Toronto-Dominion Bank’s new U.S. chief isn’t being critical when he describes the lender as “sub-scale” in small business and corporate lending, and “underweight” in wealth management. He just thinks there’s market share to be had.

“We’ve got loads of room to grow,” said Greg Braca, chief executive officer of TD Bank, the U.S. retail unit of Canada’s largest lender.

Braca, 53, who took over the top job in June following Mike Pedersen’s departure, outlined his plan for the bank’s “next evolution” during an interview last week at Bloomberg’s New York headquarters, including ambitions for its Maine-to-Florida branch network to be a “market share taker.” He said he’s not looking to reinvent the lender, but expand its “foundations and underpinnings” to become a more significant competitor to bigger rivals like Citigroup and Bank of America Corp.

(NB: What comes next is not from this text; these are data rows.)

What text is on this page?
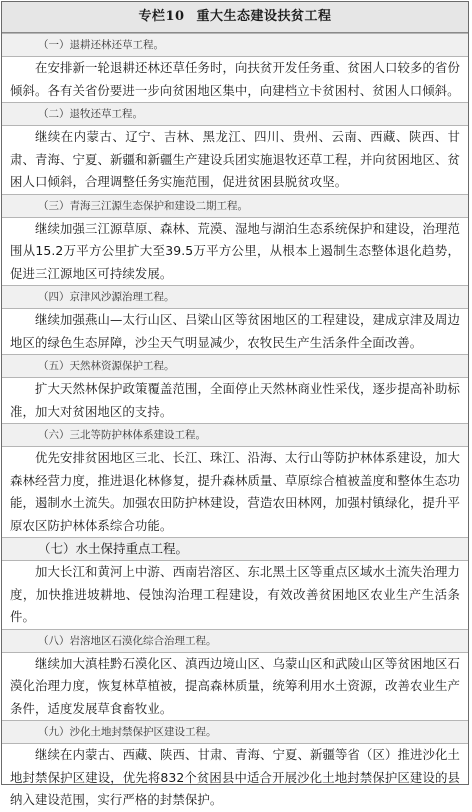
专栏10 重大生态建设扶贫工程
（一）退耕还林还草工程。
在安排新一轮退耕还林还草任务时，向扶贫开发任务重、贫困人口较多的省份倾斜。各有关省份要进一步向贫困地区集中，向建档立卡贫困村、贫困人口倾斜。
（二）退牧还草工程。
继续在内蒙古、辽宁、吉林、黑龙江、四川、贵州、云南、西藏、陕西、甘肃、青海、宁夏、新疆和新疆生产建设兵团实施退牧还草工程，并向贫困地区、贫困人口倾斜，合理调整任务实施范围，促进贫困县脱贫攻坚。
（三）青海三江源生态保护和建设二期工程。
继续加强三江源草原、森林、荒漠、湿地与湖泊生态系统保护和建设，治理范围从15.2万平方公里扩大至39.5万平方公里，从根本上遏制生态整体退化趋势，促进三江源地区可持续发展。
（四）京津风沙源治理工程。
继续加强燕山—太行山区、吕梁山区等贫困地区的工程建设，建成京津及周边地区的绿色生态屏障，沙尘天气明显减少，农牧民生产生活条件全面改善。
（五）天然林资源保护工程。
扩大天然林保护政策覆盖范围，全面停止天然林商业性采伐，逐步提高补助标准，加大对贫困地区的支持。
（六）三北等防护林体系建设工程。
优先安排贫困地区三北、长江、珠江、沿海、太行山等防护林体系建设，加大森林经营力度，推进退化林修复，提升森林质量、草原综合植被盖度和整体生态功能，遏制水土流失。加强农田防护林建设，营造农田林网，加强村镇绿化，提升平原农区防护林体系综合功能。
（七）水土保持重点工程。
加大长江和黄河上中游、西南岩溶区、东北黑土区等重点区域水土流失治理力度，加快推进坡耕地、侵蚀沟治理工程建设，有效改善贫困地区农业生产生活条件。
（八）岩溶地区石漠化综合治理工程。
继续加大滇桂黔石漠化区、滇西边境山区、乌蒙山区和武陵山区等贫困地区石漠化治理力度，恢复林草植被，提高森林质量，统筹利用水土资源，改善农业生产条件，适度发展草食畜牧业。
（九）沙化土地封禁保护区建设工程。
继续在内蒙古、西藏、陕西、甘肃、青海、宁夏、新疆等省（区）推进沙化土地封禁保护区建设，优先将832个贫困县中适合开展沙化土地封禁保护区建设的县纳入建设范围，实行严格的封禁保护。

The Canadian-owned lender has expanded through acquisitions to become the eighth-biggest U.S. retail bank by assets. Toronto-Dominion spent about $17 billion building its U.S. branch network from 2005 to 2010, buying Portland, Maine-based Banknorth Group and New Jersey’s Commerce Bancorp, as well as lenders in the Carolinas and Florida. TD also has added on credit-card portfolios, an auto financing company and a U.S. money manager.

Braca, who joined Commerce Bancorp in 2002 and stayed through the transition, described his strategy as “basic, old-fashioned sort of stuff, overlaid onto digital capabilities.” It includes investments in technology, opening more branches in New York, Philadelphia, Washington and throughout Florida, and building on what he calls a “nascent” wealth-management business seeded by the 2013 takeover of New York-based Epoch Holding Corp.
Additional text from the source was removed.